The prosecutor stated that during the protest, Coco was motivated by anger after her partner was arrested for a similar protest the day before.

Coco’s defense lawyer argued that her criminal record was limited in terms of activism, and that she had mental health issues which reduced her moral culpability, but that she was improving with psychological help.

He also stated that Coco was doing constructive volunteer work with flood-affected people in Lismore and had excellent prospects of rehabilitation.

Regarding Glover, his lawyer argued that he was peaceful and committed no damage to property or injury to any person, and that the explosive used was authorized.

She also claimed that the false assertion that the protesters had blocked an ambulance contributed to their sentences, including Coco’s imprisonment.

Alan Glover holding up a flare during the protest.

During the court hearing, Glover’s lawyer argued that he was a long-time volunteer firefighter who was motivated to protest following the devastation of the black summer bushfires and the climate.

The lawyer also submitted that Glover was peaceful during the protest, causing no damage to property, injury to any person, or resistance of arrest.
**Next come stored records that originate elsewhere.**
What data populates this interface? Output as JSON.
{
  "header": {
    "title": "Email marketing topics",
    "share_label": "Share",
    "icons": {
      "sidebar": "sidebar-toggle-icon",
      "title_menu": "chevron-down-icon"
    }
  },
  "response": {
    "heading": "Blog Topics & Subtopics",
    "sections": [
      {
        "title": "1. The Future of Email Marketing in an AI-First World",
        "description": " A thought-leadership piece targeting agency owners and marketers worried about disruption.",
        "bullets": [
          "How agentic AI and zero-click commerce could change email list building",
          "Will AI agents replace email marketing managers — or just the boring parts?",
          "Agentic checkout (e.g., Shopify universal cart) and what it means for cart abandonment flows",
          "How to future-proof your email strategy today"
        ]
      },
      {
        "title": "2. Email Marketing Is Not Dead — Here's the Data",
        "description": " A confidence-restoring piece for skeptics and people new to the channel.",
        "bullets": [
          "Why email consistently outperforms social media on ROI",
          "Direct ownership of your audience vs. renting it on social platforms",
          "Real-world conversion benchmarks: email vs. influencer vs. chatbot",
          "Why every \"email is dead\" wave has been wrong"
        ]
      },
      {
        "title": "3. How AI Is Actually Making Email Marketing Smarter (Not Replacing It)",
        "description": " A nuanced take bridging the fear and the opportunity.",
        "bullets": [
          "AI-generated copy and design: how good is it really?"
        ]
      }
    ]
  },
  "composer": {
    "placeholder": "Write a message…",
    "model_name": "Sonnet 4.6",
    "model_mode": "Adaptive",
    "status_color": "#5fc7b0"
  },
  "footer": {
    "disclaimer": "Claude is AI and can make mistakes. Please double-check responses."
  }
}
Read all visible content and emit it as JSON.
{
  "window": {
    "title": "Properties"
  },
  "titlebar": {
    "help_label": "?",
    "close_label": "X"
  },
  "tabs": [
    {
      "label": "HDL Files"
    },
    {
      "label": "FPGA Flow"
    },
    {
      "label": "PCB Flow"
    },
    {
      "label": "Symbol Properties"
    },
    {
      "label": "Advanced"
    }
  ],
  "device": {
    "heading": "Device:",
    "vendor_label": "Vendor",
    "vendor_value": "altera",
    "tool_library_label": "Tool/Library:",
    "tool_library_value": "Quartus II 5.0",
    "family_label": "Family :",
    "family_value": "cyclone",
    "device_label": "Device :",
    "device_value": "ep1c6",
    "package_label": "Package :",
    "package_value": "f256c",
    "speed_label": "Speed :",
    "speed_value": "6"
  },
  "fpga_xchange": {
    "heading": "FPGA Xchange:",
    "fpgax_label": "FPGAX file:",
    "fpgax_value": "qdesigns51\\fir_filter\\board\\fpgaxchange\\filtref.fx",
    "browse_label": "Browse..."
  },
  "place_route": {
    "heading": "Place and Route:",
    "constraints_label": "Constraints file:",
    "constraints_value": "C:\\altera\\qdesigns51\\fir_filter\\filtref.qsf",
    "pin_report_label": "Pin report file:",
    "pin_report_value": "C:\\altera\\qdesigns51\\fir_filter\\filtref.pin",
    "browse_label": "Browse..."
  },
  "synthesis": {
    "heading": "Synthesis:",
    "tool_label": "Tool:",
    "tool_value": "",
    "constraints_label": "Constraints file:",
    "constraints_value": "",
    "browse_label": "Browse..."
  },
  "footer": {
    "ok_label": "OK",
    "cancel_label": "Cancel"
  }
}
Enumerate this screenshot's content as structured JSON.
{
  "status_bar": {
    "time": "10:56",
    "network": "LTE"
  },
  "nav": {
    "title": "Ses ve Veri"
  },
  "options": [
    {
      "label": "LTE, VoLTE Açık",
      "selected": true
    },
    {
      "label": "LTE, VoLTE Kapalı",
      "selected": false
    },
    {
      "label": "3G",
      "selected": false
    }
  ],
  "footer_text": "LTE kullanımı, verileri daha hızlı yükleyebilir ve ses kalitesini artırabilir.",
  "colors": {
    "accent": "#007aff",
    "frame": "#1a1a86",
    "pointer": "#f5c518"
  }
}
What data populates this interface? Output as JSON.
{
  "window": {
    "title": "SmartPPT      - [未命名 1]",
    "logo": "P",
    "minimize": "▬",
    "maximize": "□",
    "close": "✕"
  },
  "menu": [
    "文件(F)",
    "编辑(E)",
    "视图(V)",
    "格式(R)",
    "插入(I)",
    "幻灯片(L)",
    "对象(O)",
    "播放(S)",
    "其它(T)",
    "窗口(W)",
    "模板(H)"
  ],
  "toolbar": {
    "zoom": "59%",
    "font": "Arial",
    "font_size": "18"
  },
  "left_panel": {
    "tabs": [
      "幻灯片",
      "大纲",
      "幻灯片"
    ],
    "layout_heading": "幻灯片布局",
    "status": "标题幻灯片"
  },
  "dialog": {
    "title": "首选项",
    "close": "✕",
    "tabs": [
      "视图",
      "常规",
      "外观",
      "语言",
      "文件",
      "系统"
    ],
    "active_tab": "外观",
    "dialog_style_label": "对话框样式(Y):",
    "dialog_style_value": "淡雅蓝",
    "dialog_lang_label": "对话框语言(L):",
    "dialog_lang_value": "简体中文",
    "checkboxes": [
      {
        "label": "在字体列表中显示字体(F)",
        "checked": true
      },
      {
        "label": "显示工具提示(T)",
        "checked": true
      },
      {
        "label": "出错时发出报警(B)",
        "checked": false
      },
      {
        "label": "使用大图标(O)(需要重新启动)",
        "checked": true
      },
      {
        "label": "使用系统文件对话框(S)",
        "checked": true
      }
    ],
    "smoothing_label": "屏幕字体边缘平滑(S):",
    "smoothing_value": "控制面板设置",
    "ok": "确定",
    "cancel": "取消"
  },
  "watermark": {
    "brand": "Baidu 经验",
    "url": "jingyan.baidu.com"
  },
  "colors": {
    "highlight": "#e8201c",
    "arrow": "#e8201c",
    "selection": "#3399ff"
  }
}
Glover’s participation in the protest only blocked one lane, which was less disruptive than other events.

The lawyer also clarified that the explosive used by Glover was authorized, contrary to the Crown’s assertion that it was unauthorized.

The lawyer argued that the false assertion that the protesters blocked an ambulance contributed to their sentences, including the decision to jail Coco.

Alan Glover became more involved in protests after the Black Summer Bushfires of 2019/2020. Picture: NCA NewsWire / Christian Gilles

During Ms Coco’s initial sentencing, the magistrate criticized her for being “selfish” and “emotional”.

She spent 10 days in Silverwater prison before being granted bail in December, with conditions including staying at least 1km away from the Sydney Harbour Bridge.

After her release, Ms Coco attended a small protest at Sydney’s Town Hall, where she spoke out against the protest laws that were introduced in response to high-profile protests in NSW.

She thanked the crowd for their support and said that the strength of the community was fueling the challenge against the laws which she believed were an attack on democracy.